= Advanced Mezzanine Card =

Printed circuit boards

Advanced Mezzanine Cards are printed circuit boards (PCBs) that follow a specification of the PCI Industrial Computers Manufacturers Group (PICMG).
Known as AdvancedMC or AMC, the official specification designation is AMC.x. Originally AMC was targeted to requirements for carrier grade communications equipment, but later used in other markets.

AMC modules are designed to work standalone, hot pluggable on any carrier card (base boards and system carrier boards in AdvancedTCA Systems) or as a hot pluggable board into a backplane directly as defined by MicroTCA specifications.
The AMC standard differs from other mezzanine card standards such as PCI Mezzanine Card (PMC), PCIexpress Mezzanine Card XMC and FMC – FPGA Mezzanine Card by the 0 degree instead of 90 degree orientation of its connector enabling hot plug of the AMC.

== Specifications ==
- AMC.0 is the "base" or "core" specification. The AdvancedMC definition alone defines a protocol agnostic connector to connect to a carrier card or a backplane. Intermediate revisions are known as engineering change notices, or ECNs.
R1.0 adopted January 3, 2005
ECN-001 adopted June 2006
R2.0 adopted November 15, 2006
An AMC card can use proprietary LVDS-based signaling, or one of the following AMC specifications:
- AMC.1 PCI Express (and PCI Express Advanced Switching) (ratified)
- AMC.2 Gigabit Ethernet and XAUI (ratified)
- AMC.3 Storage (ratified)
- AMC.4 Serial RapidIO (ratified)

== Sizes ==
There are six types of AMC cards ("Module") available. A Full-size Module is the most common, allowing up to 23.25 mm high components (from centerline of PCB). A Mid-size Module allows component heights maxed at 11.65 to 14.01 mm (depending on board location). A Compact Module allows only 8.18 mm.

== AMCs used in AdvancedTCA systems ==
To use AMCs in ATCA-systems a special carrier card known as hybrid or cutaway carrier is required to hold one Full-size Module or two Compact-size (see connectors below). Each height is paired with a width, single or double, describing how many carrier slots the board fills. A double width card allows more component space, but does not provide any additional power or bandwidth because it only uses a single connector.

The pinout of the AMC electrical connector on an ATCA-AMC carrier or motherboard is fairly complex, with up to 170 signal traces. There are four different lengths the traces can be, which allows hot swapping by knowing in advance which traces will become active in which order upon insertion. To help reduce cost for mass production, a card may only require the traces on one side (pins 1 to 85).

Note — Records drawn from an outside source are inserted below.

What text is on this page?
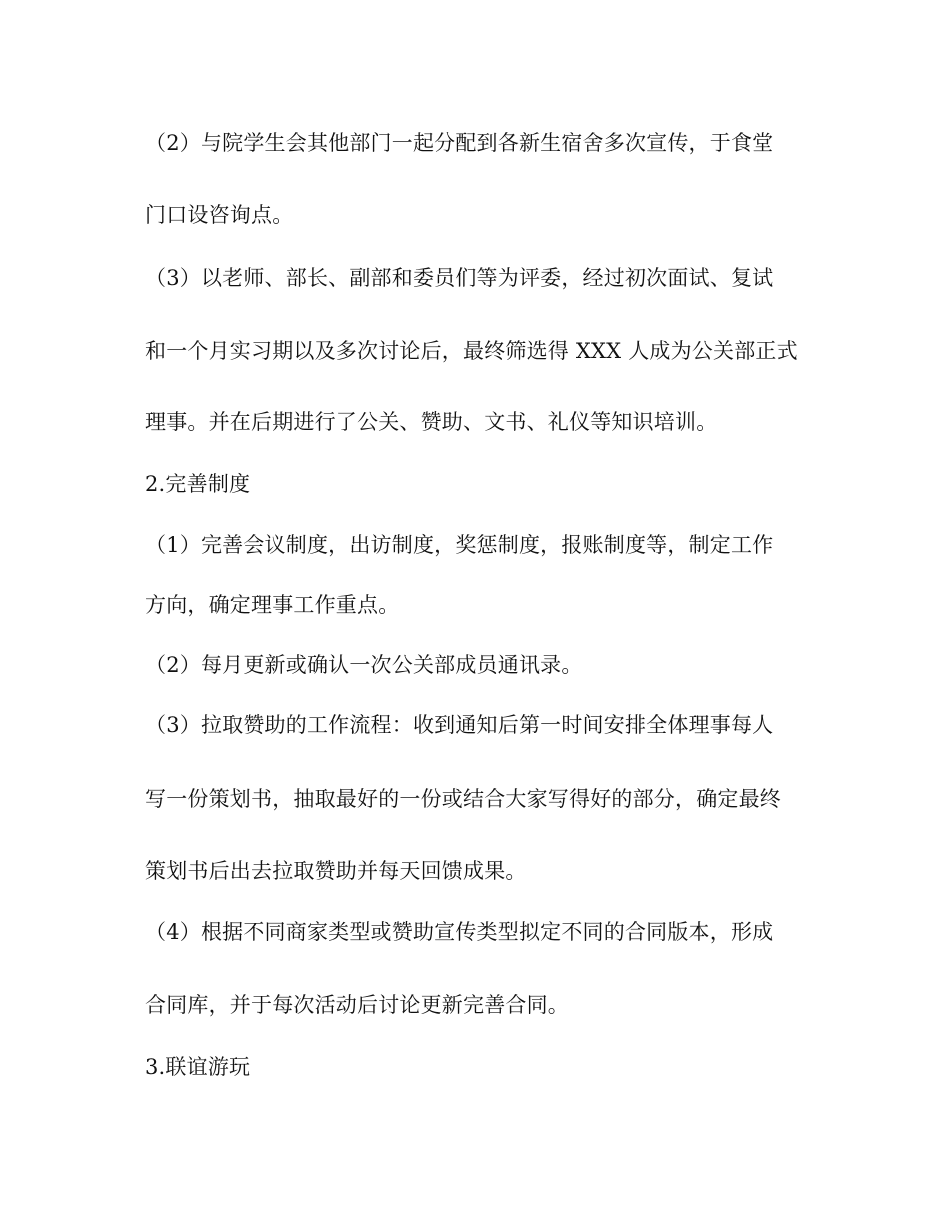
（2）与院学生会其他部门一起分配到各新生宿舍多次宣传，于食堂
门口设咨询点。
（3）以老师、部长、副部和委员们等为评委，经过初次面试、复试
和一个月实习期以及多次讨论后，最终筛选得 XXX 人成为公关部正式
理事。并在后期进行了公关、赞助、文书、礼仪等知识培训。
2.完善制度
（1）完善会议制度，出访制度，奖惩制度，报账制度等，制定工作
方向，确定理事工作重点。
（2）每月更新或确认一次公关部成员通讯录。
（3）拉取赞助的工作流程：收到通知后第一时间安排全体理事每人
写一份策划书，抽取最好的一份或结合大家写得好的部分，确定最终
策划书后出去拉取赞助并每天回馈成果。
（4）根据不同商家类型或赞助宣传类型拟定不同的合同版本，形成
合同库，并于每次活动后讨论更新完善合同。
3.联谊游玩
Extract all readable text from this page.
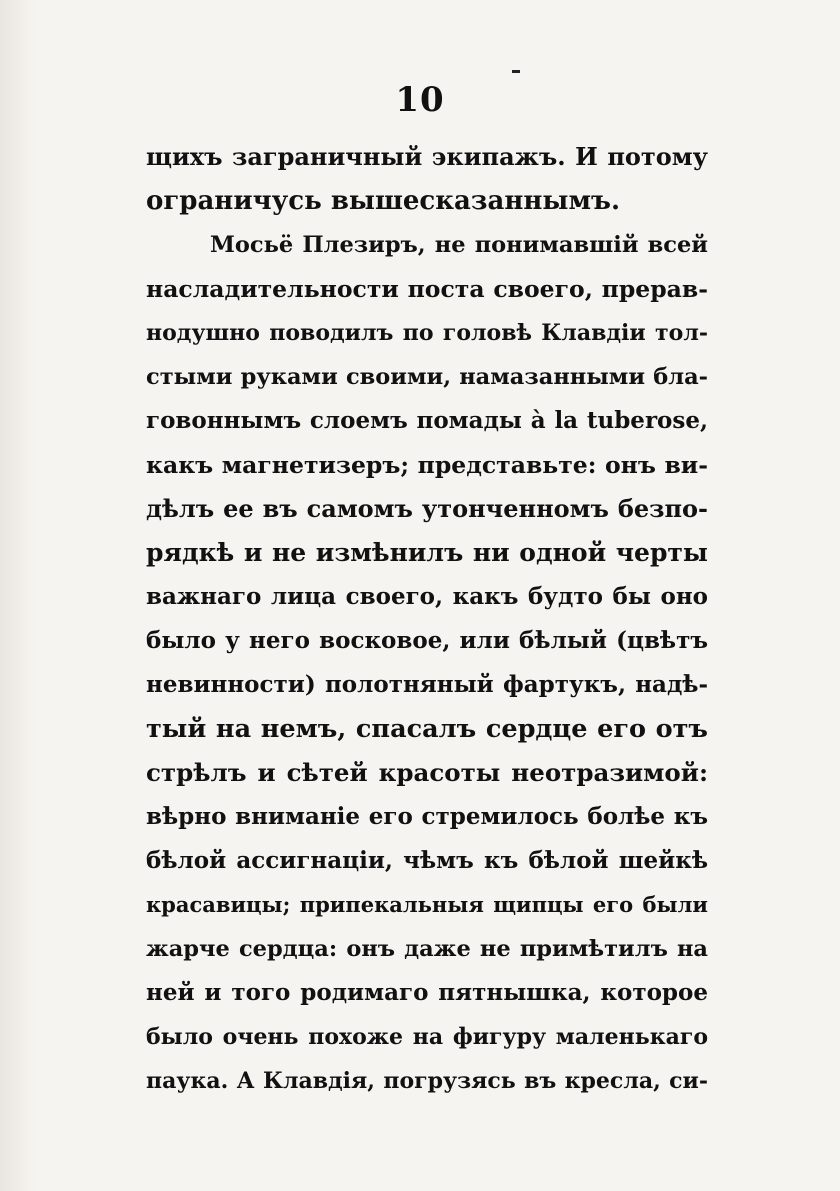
10
щихъ заграничный экипажъ. И потому
ограничусь вышесказаннымъ.
Мосьё Плезиръ, не понимавшій всей
насладительности поста своего, прерав-
нодушно поводилъ по головѣ Клавдіи тол-
стыми руками своими, намазанными бла-
говоннымъ слоемъ помады à la tuberose,
какъ магнетизеръ; представьте: онъ ви-
дѣлъ ее въ самомъ утонченномъ безпо-
рядкѣ и не измѣнилъ ни одной черты
важнаго лица своего, какъ будто бы оно
было у него восковое, или бѣлый (цвѣтъ
невинности) полотняный фартукъ, надѣ-
тый на немъ, спасалъ сердце его отъ
стрѣлъ и сѣтей красоты неотразимой:
вѣрно вниманіе его стремилось болѣе къ
бѣлой ассигнаціи, чѣмъ къ бѣлой шейкѣ
красавицы; припекальныя щипцы его были
жарче сердца: онъ даже не примѣтилъ на
ней и того родимаго пятнышка, которое
было очень похоже на фигуру маленькаго
паука. А Клавдія, погрузясь въ кресла, си-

The possibility of using only half the pin locations, combined with various height combinations, results in four different connector types that are available on the carrier card:

| Connector Style | Pins | Mating Card Type |
|---|---|---|
| B | 85 | One module that only needs pins 1-85 |
| B+ | 170 | One module card that uses all available pins (1–170) |
| AB | 170 | Two adjacent modules that each only need pins 1-85 |
| A+B+ | 340 | Two adjacent modules that use all available pins (1–170) |

Bay sizes:

| Bay | Aperture | Connector | Compact Module | Mid-size Module | Full-size Module |
|---|---|---|---|---|---|
| Compact Conventional Bay | 3 | B, B+ | Slot B | - | - |
| Mid-size Conventional Bay | 4 | B, B+ | Convert face plate to mid-size | Slot B | - |
| Single Slot Cutaway Bay | 6 | B, B+ | Convert face plate to full-size | Convert face plate to full-size | Slot B |
| Dual Slot Cutaway Bay | 6 | AB, A+B+ | Slots A and B | Convert face plate to full-size | Slot B |

== AMCs used in MicroTCA systems ==
The AdvancedMC card is considered powerful enough that there are situations where the processing functionality is the only requirement. The MicroTCA standard is targeted at supplying a COTS chassis that will allow AMC cards to function without any AdvancedTCA carrier card. The function of the ATCA carrier board and of the ATCA shelf manager are concentrated on one board, which is called the MicroTCA Carrier Hub (MCH). On July 6, 2006, MicroTCA R1.0 was approved. Since this approval, companies like Advantech, Kontron, N.A.T., Annapolis Micro Systems, VadaTech Inc., have launched AMC and MCH products.

Versions of MicroTCA with fewer AdvancedMC card slots are informally known as NanoTCA and PicoTCA.